Dice un sabio refrán que somos «dueños de nuestros silencios y esclavos de nuestras palabras». Por eso, ¿te detuviste a pensar cuántos contratos estás firmando cada vez que le pedís a Dios que se haga su voluntad?
Yo no sé cuándo conocí este refrán, pero a los 16 años se me ocurrió intuir lo que podía llegar a significar esto de que se hiciera su voluntad y decidí dejar de decirlo. Sí, realmente, empecé a rezar incompleto el Padre Nuestro. Todas las mañanas pasaba por una capilla antes de entrar al colegio, y de rodillas desde el fondo rezaba mi acostumbrado: Padre Nuestro, Ave María y Gloria. Bueno, te cuento que un día mi rutina cambió. En realidad, no tanto; seguí haciendo casi lo mismo, sólo que empecé a saltear esta bendita frase: «hágase tu voluntad». Dejé de pronunciarla. Ni a la mañana, ni a la noche antes de dormir. Me había determinado a ser honesto con Dios. Desde el día en que el terror de «su voluntad» empezó a amenazarme, simplemente dejé de pedírselo. No me iba a meter yo en la boca del lobo…

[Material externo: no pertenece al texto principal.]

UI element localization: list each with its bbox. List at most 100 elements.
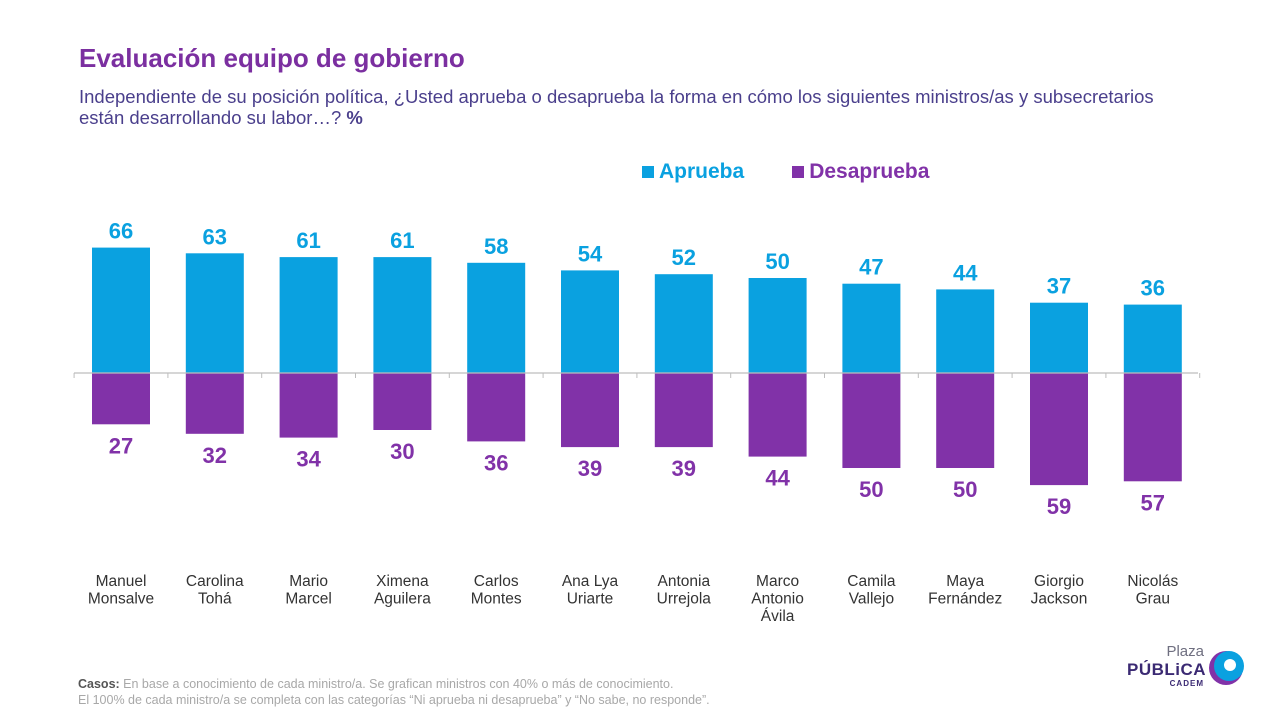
data-label-aprueba: 44 xyxy=(953,260,978,285)
bar-aprueba xyxy=(936,289,995,373)
chart-subtitle: Independiente de su posición política, ¿… xyxy=(79,86,1199,128)
subtitle-question: Independiente de su posición política, ¿… xyxy=(79,86,1154,128)
bar-aprueba xyxy=(92,247,150,373)
logo-text-cadem: CADEM xyxy=(1169,679,1204,688)
category-label-line: Camila xyxy=(847,573,896,590)
data-label-desaprueba: 39 xyxy=(578,456,602,481)
category-label-line: Ximena xyxy=(376,573,429,590)
subtitle-unit: % xyxy=(346,107,363,128)
chart-legend: Aprueba Desaprueba xyxy=(642,160,929,184)
category-label-line: Antonio xyxy=(751,591,804,608)
bar-desaprueba xyxy=(467,373,526,442)
bar-desaprueba xyxy=(92,373,150,425)
data-label-desaprueba: 32 xyxy=(203,443,227,468)
logo-text-plaza: Plaza xyxy=(1166,643,1204,660)
data-label-desaprueba: 50 xyxy=(953,477,977,502)
category-label: Ximena Aguilera xyxy=(374,573,431,608)
bar-desaprueba xyxy=(185,373,244,434)
data-label-aprueba: 63 xyxy=(203,224,227,249)
data-label-desaprueba: 34 xyxy=(296,447,321,472)
category-label-line: Marcel xyxy=(285,591,332,608)
category-label-line: Ana Lya xyxy=(562,573,619,590)
logo-text-publica: PÚBLiCA xyxy=(1127,660,1207,679)
category-label-line: Maya xyxy=(946,573,984,590)
category-label: Giorgio Jackson xyxy=(1031,573,1088,608)
category-label-line: Fernández xyxy=(928,591,1002,608)
data-label-aprueba: 50 xyxy=(765,249,789,274)
category-label-line: Giorgio xyxy=(1034,573,1084,590)
data-label-aprueba: 66 xyxy=(109,219,133,244)
legend-label-aprueba: Aprueba xyxy=(659,160,745,183)
category-label: Camila Vallejo xyxy=(847,573,896,608)
bar-aprueba xyxy=(561,270,619,373)
category-label-line: Antonia xyxy=(658,573,711,590)
category-label: Manuel Monsalve xyxy=(88,573,154,608)
data-label-aprueba: 47 xyxy=(859,255,883,280)
category-label-line: Manuel xyxy=(96,573,147,590)
category-label-line: Carlos xyxy=(474,573,519,590)
bar-desaprueba xyxy=(748,373,807,457)
category-label-line: Tohá xyxy=(198,591,232,608)
category-label: Nicolás Grau xyxy=(1127,573,1178,608)
category-label: Marco Antonio Ávila xyxy=(751,573,804,625)
bar-desaprueba xyxy=(1123,373,1182,482)
data-label-desaprueba: 36 xyxy=(484,450,508,475)
chart-title: Evaluación equipo de gobierno xyxy=(79,43,465,73)
data-label-aprueba: 37 xyxy=(1047,274,1071,299)
data-label-desaprueba: 39 xyxy=(672,456,696,481)
category-label-line: Urrejola xyxy=(657,591,712,608)
data-label-aprueba: 54 xyxy=(578,241,603,266)
category-label-line: Marco xyxy=(756,573,799,590)
legend-item-desaprueba: Desaprueba xyxy=(792,160,929,184)
bar-aprueba xyxy=(1123,304,1182,373)
bar-aprueba xyxy=(373,257,432,373)
bar-aprueba xyxy=(185,253,244,373)
bar-aprueba xyxy=(654,274,713,373)
data-label-aprueba: 58 xyxy=(484,234,508,259)
plaza-publica-logo xyxy=(1209,651,1244,685)
category-label-line: Ávila xyxy=(761,608,795,625)
category-label: Carolina Tohá xyxy=(186,573,244,608)
bar-desaprueba xyxy=(561,373,619,448)
category-label: Ana Lya Uriarte xyxy=(562,573,619,608)
data-label-desaprueba: 50 xyxy=(859,477,883,502)
bar-aprueba xyxy=(467,262,526,373)
category-label: Maya Fernández xyxy=(928,573,1002,608)
category-label-line: Montes xyxy=(471,591,522,608)
bar-aprueba xyxy=(842,283,901,373)
legend-item-aprueba: Aprueba xyxy=(642,160,744,184)
bar-desaprueba xyxy=(279,373,338,438)
bar-aprueba xyxy=(279,257,338,373)
data-label-desaprueba: 44 xyxy=(765,466,790,491)
bar-desaprueba xyxy=(1030,373,1088,486)
data-label-desaprueba: 27 xyxy=(109,433,133,458)
category-label-line: Monsalve xyxy=(88,591,154,608)
category-label-line: Nicolás xyxy=(1127,573,1178,590)
bar-desaprueba xyxy=(936,373,995,468)
bar-desaprueba xyxy=(373,373,432,430)
category-label-line: Jackson xyxy=(1031,591,1088,608)
category-label: Carlos Montes xyxy=(471,573,522,608)
category-label-line: Uriarte xyxy=(567,591,614,608)
category-label: Antonia Urrejola xyxy=(657,573,712,608)
legend-label-desaprueba: Desaprueba xyxy=(809,160,930,183)
footer-line-2: El 100% de cada ministro/a se completa c… xyxy=(78,693,710,707)
data-label-aprueba: 36 xyxy=(1141,276,1165,301)
footer-casos-text: En base a conocimiento de cada ministro/… xyxy=(123,677,674,691)
legend-swatch-desaprueba xyxy=(792,166,805,178)
footer-note: Casos: En base a conocimiento de cada mi… xyxy=(78,676,710,708)
data-label-aprueba: 61 xyxy=(390,228,414,253)
category-label-line: Grau xyxy=(1136,591,1170,608)
category-label: Mario Marcel xyxy=(285,573,332,608)
logo-mark-hole xyxy=(1224,659,1236,671)
data-label-aprueba: 61 xyxy=(296,228,320,253)
bar-desaprueba xyxy=(842,373,901,468)
bar-aprueba xyxy=(1030,302,1088,373)
footer-line-1: Casos: En base a conocimiento de cada mi… xyxy=(78,676,710,692)
footer-casos-label: Casos: xyxy=(78,677,120,691)
data-label-desaprueba: 30 xyxy=(390,439,414,464)
data-label-desaprueba: 59 xyxy=(1047,494,1071,519)
bar-desaprueba xyxy=(654,373,713,448)
category-label-line: Vallejo xyxy=(849,591,894,608)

Por si no adivinaste todavía, la amenaza era para mí, en ese momento, una amenaza vocacional. Resulta que yo tenía toda mi vida armada: soñaba con una linda esposa, muchos hijos e hijas y un buen laburo de arquitecto. Te confieso que hasta tenía pensados los nombres de mis hijos; tal vez pretendía controlar demasiado, pero así me salía. Por eso te darás cuenta lo desestructurante, lo aterrador que suponía percibir a lo lejos que se venía ‘la llamada’. Porque creo que uno se da cuenta, y con eso hace lo que puede, o lo que quiere. Y así hice yo: le bajé la persiana, le dije explícitamente que no era ese el momento para llamarme, y en adelante decidí mantenerme bien a distancia de ‘su voluntad’. Y Él, tan amante, tan respetuoso, pienso que tal vez sonriendo con mi ocurrencia, aunque algo entristecido quizás con el regalo que yo estaba rechazando, aceptó mi distancia.
Pero gracias a Dios, no se olvidó de mí. Dios es tenaz en su amor, y aunque no invade, tampoco está dispuesto a darse por vencido, ni está dispuesto a desentenderse de nosotros. Un día, saliendo de Misa, decidió contratacar (amorosamente, se entiende): «¡No vengo a quitarte nada, vengo a regalarte todo…!». Esa frase apareció en mi corazón. Todavía ahora, al recordar, siento la emoción. Eran las ocho de la noche y el sol se acababa de esconder. Las lágrimas inundaron mi mirada y el corazón empezó, tímida y un poco asustadamente, a bailar. «¡No vengo a quitarte nada, vengo a regalarte todo!». Después de aquel atardecer, retomé la frase prohibida en mi oración y ya nunca la solté. Lo que intuí ese día fue confirmándose, y sigue confirmándose, con el tiempo.
Entendí, que cuando Dios llega no destruye ni atropella, sino que levanta, sana, despliega, estalla de vida, sentido, plenitud, alegría. Ese es su querer. Esa su voluntad. ¡Su gloria es el hombre viviente! Su sueño es el Reino, que el Cielo llegue a la Tierra, que la Tierra llegue al Cielo. No sólo en cuanto a lo vocacional, obviamente.
Hoy se lo ruego de corazón. Hoy es lo que más quiero. Su voluntad es un sueño de amor que quiere regalarnos todo. Y aunque de a ratos puede dar miedo, y hasta terror (el mismo Jesús lo atravesó), ojalá nunca olvidemos que el que sueña, desea e invita es el Dios de la Vida y la Ternura. No hay ningún riesgo, sino al contrario, en firmar con Él.